Housing trends and prospects for marginalized populations in Al Ain City, UAE
This paper discusses housing trends and prospects of marginalized populations in Al Ain city, United Arab Emirates. Marginalized populations in Al Ain city are workers coming from developing countries looking for better living conditions and high income to support their families. In this rich oil country, they are confronting challenges of scarcity of affordable housing and expensive living conditions. One group lives in slum areas while another group lives in neighboring Buraimi city. Al Ain governmental agencies are trying to solve these problems by building affordable housing for non-citizens.
The aim of this paper is to discuss prospects and possibilities for housing these marginalized populations. Al Ain Town Planning Department provided data, statistics, and surveys prepared by the department. Other information and figures used in this paper were collected by the author through several visits to the sites and interviews with informants.
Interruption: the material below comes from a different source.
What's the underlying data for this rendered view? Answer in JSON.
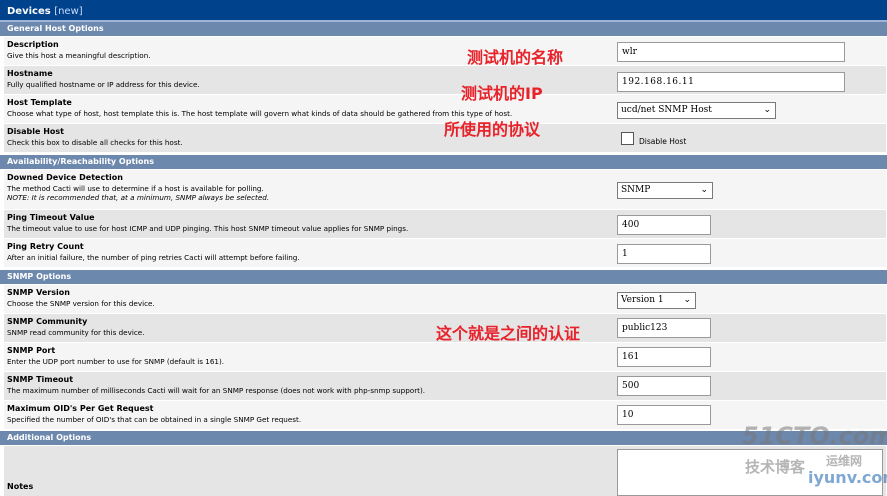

Housing trends of two groups of workers are discussed in this paper. The first group of marginalized populations, composed mainly of clerical workers, is residing in nearby Buraimi city in the Sultanate of Oman because of the availability of affordable housing dwellings. Many residents of Oman are working in Al Ain city crossing the borders several times daily. This daily migration from one country to another is pausing a serious problem for the government of the UAE, especially in the absence of control check points between the two countries. The second group of marginalized populations is composed of manual workers who are living on city skirts in informal settlements and slums. The informal housing slums occupied by daily foreign workers are a social and health hazard to the rest of the city. The slums are located behind a mountain separating them from the rest of the town. The streets are too narrow for police or ambulance cars to go through them. The residents have their own social network and conflict solving councils. Many of the residents are illegal immigrants and hide in the slums for protection. Incidents of social conflicts occurred between residing groups were very alarming to the rest of the community.
This paper stresses the urgency to recognize the housing needs of marginalized populations in Al Ain city. Gulf countries, with their high income and low populations, depend on less fortunate developing countries for supply of workers and work force. In order to keep a healthy interaction between community groups, housing schemes developed by the government should recognize the needs of all members of the society: permanent and temporary alike. Comprising all social groups in governmental housing programs is a must. The needs of large number of foreigners should be recognized in order to provide healthy and appropriate housing environment for them to live and produce.